Jim Dudlicek, NGA Director, Communications and External Affairs
Perception is important for any business, and if it’s inaccurate, it can damage a retailer’s relationship with those it serves.
Today’s runaway inflation has folks scrambling to make ends meet, and many are looking for someone to blame – the government, the oil companies, any business seen reaping windfall profits as prices soar on essential household goods.
Certainly, there are many who believe that anyone who owns a business is fabulously wealthy and not averse to price gouging while using widespread inflation for cover. And certainly, there are unscrupulous businesspeople who are guilty of such practices. But one of the least likely places to find them is among independent community grocers.
Grocery retailers, particularly smaller Main Street operators, are being squeezed along with their consumers, forced to pay higher prices to secure goods their communities need while struggling to keep markups a minimum.
It’s no secret – to those in our industry, anyway – that profit margins are tight, historically 1% to 3%.
The trick seems to be getting consumers to understand that.

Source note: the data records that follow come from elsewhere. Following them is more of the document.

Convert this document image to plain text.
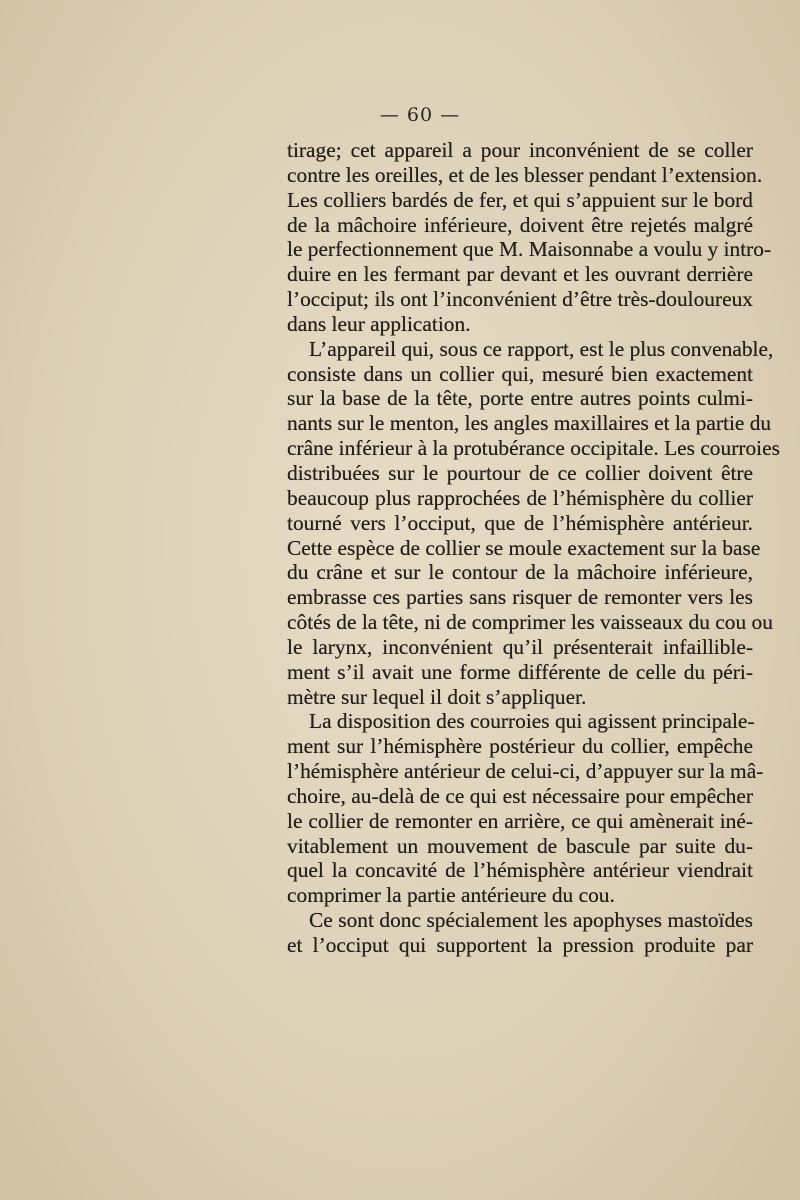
— 60 —
tirage; cet appareil a pour inconvénient de se coller
contre les oreilles, et de les blesser pendant l’extension.
Les colliers bardés de fer, et qui s’appuient sur le bord
de la mâchoire inférieure, doivent être rejetés malgré
le perfectionnement que M. Maisonnabe a voulu y intro-
duire en les fermant par devant et les ouvrant derrière
l’occiput; ils ont l’inconvénient d’être très-douloureux
dans leur application.
L’appareil qui, sous ce rapport, est le plus convenable,
consiste dans un collier qui, mesuré bien exactement
sur la base de la tête, porte entre autres points culmi-
nants sur le menton, les angles maxillaires et la partie du
crâne inférieur à la protubérance occipitale. Les courroies
distribuées sur le pourtour de ce collier doivent être
beaucoup plus rapprochées de l’hémisphère du collier
tourné vers l’occiput, que de l’hémisphère antérieur.
Cette espèce de collier se moule exactement sur la base
du crâne et sur le contour de la mâchoire inférieure,
embrasse ces parties sans risquer de remonter vers les
côtés de la tête, ni de comprimer les vaisseaux du cou ou
le larynx, inconvénient qu’il présenterait infaillible-
ment s’il avait une forme différente de celle du péri-
mètre sur lequel il doit s’appliquer.
La disposition des courroies qui agissent principale-
ment sur l’hémisphère postérieur du collier, empêche
l’hémisphère antérieur de celui-ci, d’appuyer sur la mâ-
choire, au-delà de ce qui est nécessaire pour empêcher
le collier de remonter en arrière, ce qui amènerait iné-
vitablement un mouvement de bascule par suite du-
quel la concavité de l’hémisphère antérieur viendrait
comprimer la partie antérieure du cou.
Ce sont donc spécialement les apophyses mastoïdes
et l’occiput qui supportent la pression produite par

According to the latest research from the Feedback Group, shoppers believe their primary store has a net profit of 33%. I mentioned this while moderating a panel discussion at a recent industry conference, and there was an audible gasp from the crowd of mostly small-town grocers, folks who aren’t strangers to making personal sacrifices so they can keep the lights on for their customers while giving them a square deal at the register.
It’s important that customers understand this. “This inflated view of profits certainly leads some shoppers to think that food stores simply aren’t doing enough to keep prices down,” The Feedback Group’s Doug Madenberg remarked, suggesting these misperceptions influence their lackluster ratings of supermarket price competitiveness (average of 3.95 on a five-point scale) and only slightly higher marks on value for the money spent (4.18 on average).
We know that NGA members are fighting tooth and nail for their customers, finding alternate sources for products, securing volume discounts, searching for deals wherever they may be hiding. The most progressive grocers are engaging their customers on social media and other channels to update them on stock conditions, deals and ways to weather the economic storm. Better communications ought to help mend the disconnect between profit fantasy and margin reality.
Meanwhile, retailers can further respond to consumer needs based on their personal responses to inflation. According to the Feedback Group study, changing shopper behaviors include purchasing more groceries at stores with lower prices (46%), eating out less often (46%), buying more items on sale (43%), buying more store brands (38%), purchasing more bulk-pack items (25%), trading down within categories (24%) and using a store’s weekly sales flier to plan shopping lists (23%).
Luckily, independent grocers already enjoy a high level of trust from their customers, something earned over years of good relationships, investment in communities and being transparent about their operations.
While the industry has some work to do in educating folks about margins, independents have a head start because of those relationships they’ve built and the trust their customers have in them. Keep working hard to maintain it – it’s the greatest asset you have.